I would argue that the Surreals are a nice extension of the ordinals. It's true that the ordinal operations don't coincide perfectly, but where they don't coincide, they're not interesting because the ordinal operation reduces to "max". Ordinal operations are only nice on one side, and Surreal arithmetic on ordinals just gives the "nice" answer no matter the order.
Furthermore, as user18921 and Jim Belk pointed out, there are analogies to be made: $\mathbb N$ is extended to $\mathbb N'$, the ordinals. And then $\mathbb Z$ is analogous to $\mathbb Z'$, "the abelian subgroup generated by the ordinals", that is, "the ordinals and their surreal negatives". Then $\mathbb Q$ is analogous to $\mathbb Q'$, "the subfield generated by the ordinals", that is, "values of surreal fractions formed with elements of $\mathbb Z'$".

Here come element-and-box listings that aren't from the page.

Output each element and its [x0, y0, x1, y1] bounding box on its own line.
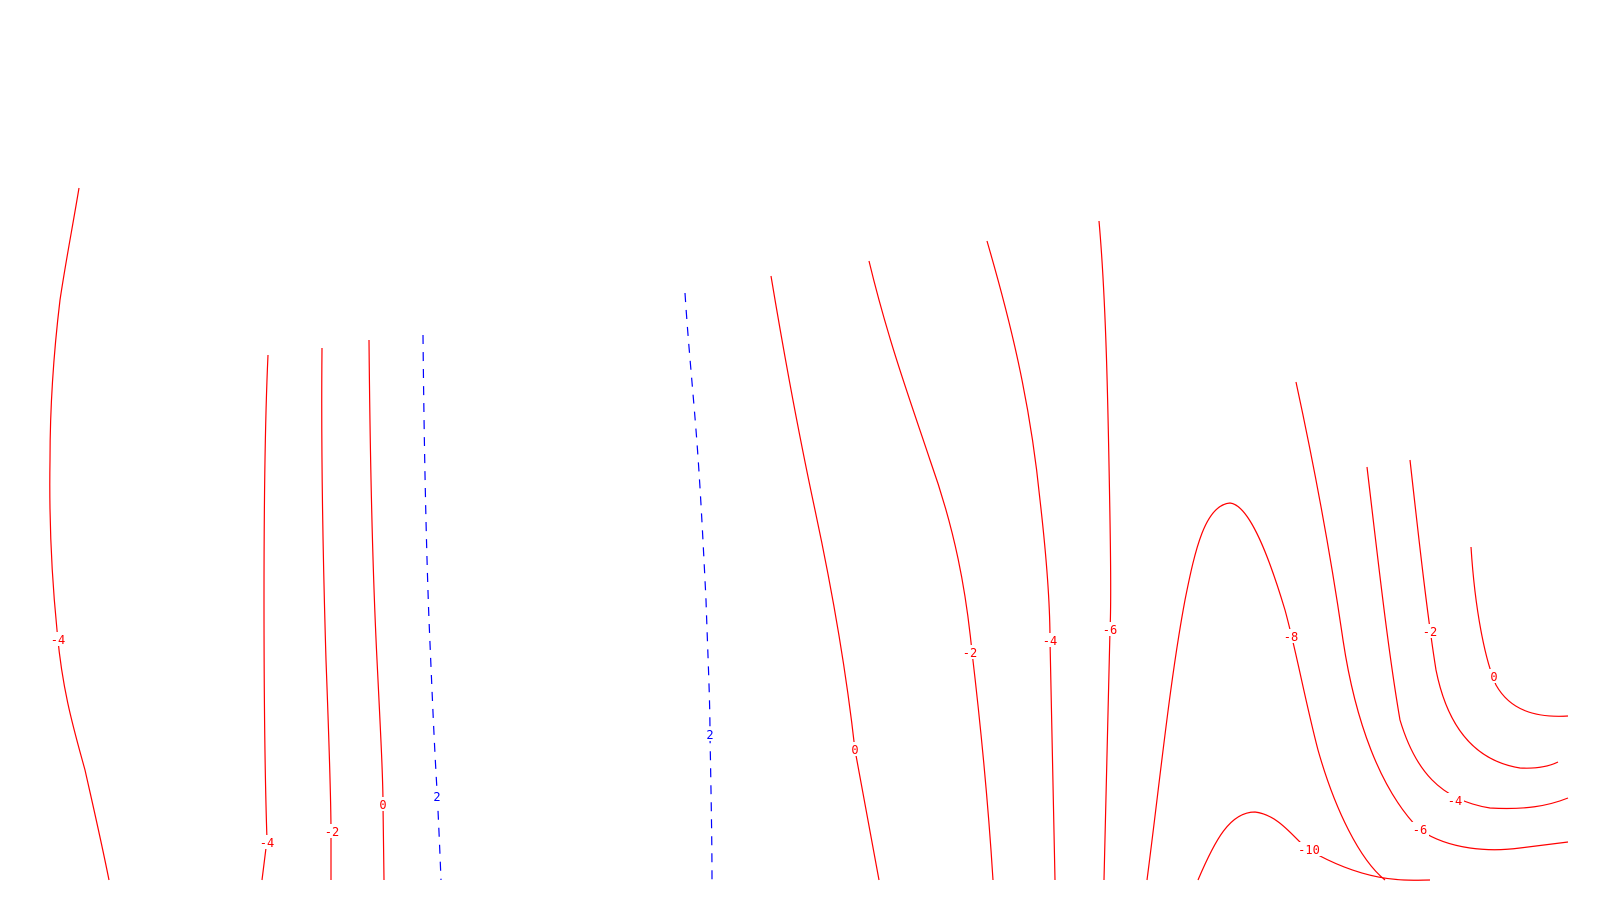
contour-label-bg-14	[1446, 793, 1464, 807]
contour-label-bg-1	[258, 835, 276, 849]
contour-label-8: -4	[1043, 634, 1057, 648]
contour-line-12-level--6	[1295, 381, 1569, 851]
contour-label-bg-10	[1282, 629, 1300, 643]
contour-label-13: 0	[1490, 670, 1497, 684]
contour-label-bg-6	[849, 742, 861, 756]
contour-label-9: -6	[1103, 623, 1117, 637]
contour-line-1-level--4	[261, 354, 269, 881]
contour-label-bg-7	[961, 645, 979, 659]
contour-label-14: -4	[1448, 794, 1462, 808]
contour-label-4: 2	[433, 790, 440, 804]
contour-label-bg-8	[1041, 633, 1059, 647]
contour-label-bg-3	[377, 797, 389, 811]
contour-line-15-level-0	[1470, 546, 1569, 717]
contour-label-5: 2	[706, 728, 713, 742]
contour-label-bg-5	[704, 727, 716, 741]
contour-label-15: -6	[1413, 823, 1427, 837]
contour-line-10-level--8	[1146, 502, 1386, 881]
contour-labels: -4 -4 -2 0 2 2 0 -2 -4 -6 -8 -10 -2 0 -4 -6	[49, 622, 1500, 857]
contour-label-bg-9	[1101, 622, 1119, 636]
contour-label-12: -2	[1423, 625, 1437, 639]
contour-label-bg-11	[1296, 842, 1322, 856]
contour-label-bg-15	[1411, 822, 1429, 836]
contour-label-6: 0	[851, 743, 858, 757]
contour-lines	[49, 187, 1569, 881]
contour-label-bg-2	[323, 824, 341, 838]
contour-label-1: -4	[260, 836, 274, 850]
contour-label-0: -4	[51, 633, 65, 647]
contour-line-4-level-2	[422, 334, 442, 881]
contour-label-bg-4	[431, 789, 443, 803]
contour-label-bg-0	[49, 632, 67, 646]
contour-line-8-level--4	[986, 240, 1056, 881]
contour-label-7: -2	[963, 646, 977, 660]
contour-line-9-level--6	[1098, 220, 1112, 881]
contour-line-14-level--2	[1409, 459, 1559, 769]
contour-line-13-level--4	[1366, 466, 1569, 810]
contour-line-3-level-0	[368, 339, 385, 881]
contour-label-11: -10	[1298, 843, 1320, 857]
contour-label-10: -8	[1284, 630, 1298, 644]
contour-label-3: 0	[379, 798, 386, 812]
contour-label-bg-13	[1488, 669, 1500, 683]
contour-line-6-level-0	[770, 275, 880, 881]
contour-line-2-level--2	[321, 347, 332, 880]
contour-line-7-level--2	[868, 260, 994, 881]
contour-line-0-level--4	[49, 187, 110, 881]
contour-line-5-level-2	[684, 292, 713, 881]
contour-line-11-level--10	[1197, 811, 1431, 881]
contour-label-bg-12	[1421, 624, 1439, 638]
contour-label-2: -2	[325, 825, 339, 839]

Finally, there is the question of what corresponds to $\mathbb R$. $\mathbb R$ sits inside the surreals as the set of numbers $r$ bounded (on both sides) by elements of $\mathbb Z$ that are "the simplest* number between $r-q$ and $r+q$ for all nonzero $q\in\mathbb Q$". We can then make an analogous definition: $\mathbb R'$ is the set of all surreals $r$ bounded by elements of $\mathbb Z'$ that are simplest between all shifts by a nonzero element of $\mathbb Q'$.

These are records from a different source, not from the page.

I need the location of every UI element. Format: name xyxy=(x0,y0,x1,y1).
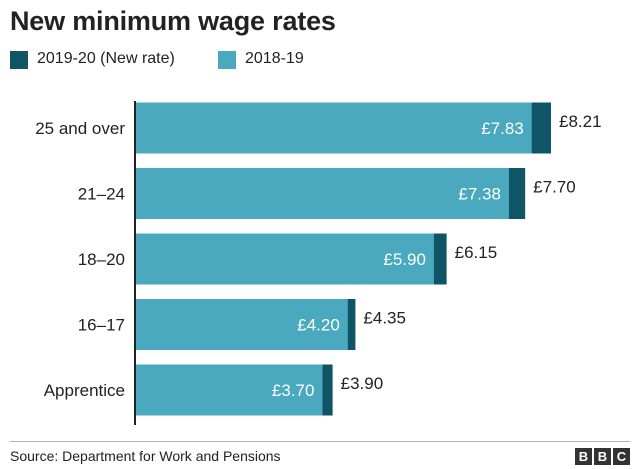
bbc-logo: B B C xyxy=(575,448,630,465)
bar-label-previous-rate: £7.38 xyxy=(458,185,501,204)
legend-swatch-new-rate xyxy=(10,51,28,69)
category-label: 21–24 xyxy=(78,185,125,204)
category-label: 25 and over xyxy=(35,119,125,138)
category-label: 18–20 xyxy=(78,250,125,269)
category-label: Apprentice xyxy=(44,381,125,400)
legend-label-previous-rate: 2018-19 xyxy=(245,50,304,67)
bar-previous-rate xyxy=(135,233,434,285)
logo-letter: B xyxy=(575,448,592,465)
legend-label-new-rate: 2019-20 (New rate) xyxy=(37,50,175,67)
footer-divider xyxy=(10,441,630,442)
bar-previous-rate xyxy=(135,102,532,154)
bar-label-new-rate: £8.21 xyxy=(559,112,602,131)
bar-label-previous-rate: £3.70 xyxy=(272,381,315,400)
bar-label-new-rate: £4.35 xyxy=(363,309,406,328)
category-label: 16–17 xyxy=(78,316,125,335)
bar-label-new-rate: £3.90 xyxy=(341,374,384,393)
bar-label-new-rate: £7.70 xyxy=(533,178,576,197)
bar-label-previous-rate: £5.90 xyxy=(383,250,426,269)
bar-previous-rate xyxy=(135,299,348,350)
bar-label-previous-rate: £7.83 xyxy=(481,119,524,138)
logo-letter: C xyxy=(613,448,630,465)
legend-swatch-previous-rate xyxy=(218,51,236,69)
bar-label-previous-rate: £4.20 xyxy=(297,316,340,335)
source-note: Source: Department for Work and Pensions xyxy=(10,448,281,464)
chart-title: New minimum wage rates xyxy=(10,6,336,36)
logo-letter: B xyxy=(594,448,611,465)
bar-previous-rate xyxy=(135,168,509,219)
bar-previous-rate xyxy=(135,364,323,416)
bar-label-new-rate: £6.15 xyxy=(455,243,498,262)
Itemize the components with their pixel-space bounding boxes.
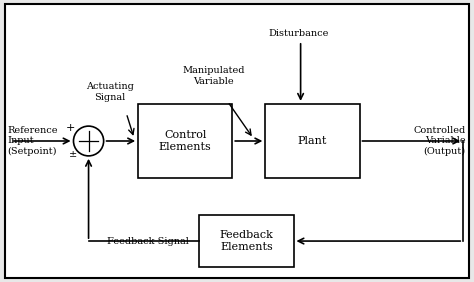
- Text: Reference
Input
(Setpoint): Reference Input (Setpoint): [7, 126, 57, 156]
- Text: Controlled
Variable
(Output): Controlled Variable (Output): [413, 126, 465, 156]
- Text: Actuating
Signal: Actuating Signal: [86, 82, 134, 102]
- Bar: [138, 104, 232, 178]
- Text: Feedback Signal: Feedback Signal: [107, 237, 188, 246]
- Text: Control
Elements: Control Elements: [159, 130, 211, 152]
- Text: ±: ±: [69, 149, 77, 158]
- Text: Disturbance: Disturbance: [268, 29, 328, 38]
- Text: Manipulated
Variable: Manipulated Variable: [182, 66, 245, 85]
- Circle shape: [73, 126, 104, 156]
- Text: +: +: [66, 123, 75, 133]
- Bar: [265, 104, 359, 178]
- Text: Feedback
Elements: Feedback Elements: [219, 230, 273, 252]
- Text: Plant: Plant: [298, 136, 327, 146]
- Bar: [199, 215, 293, 267]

However, every surreal number is bounded by its birthday ordinal (and the negative of its birthday ordinal), so the first condition is satisfied for all surreals. Also, given any surreal $s$, let $r$ be the simplest number between $s-q$ and $s+q$ for all $q\in\mathbb Q'$. If $r\ne s$ then $r-s\ne0$ and picking $q$ equal to the reciprocal of the birthday of $r-s$ contradicts the definition of $r$. Thus, $\mathbb R'$ really is all of the surreals.
*simplest has a technical meaning in the context of the Surreals.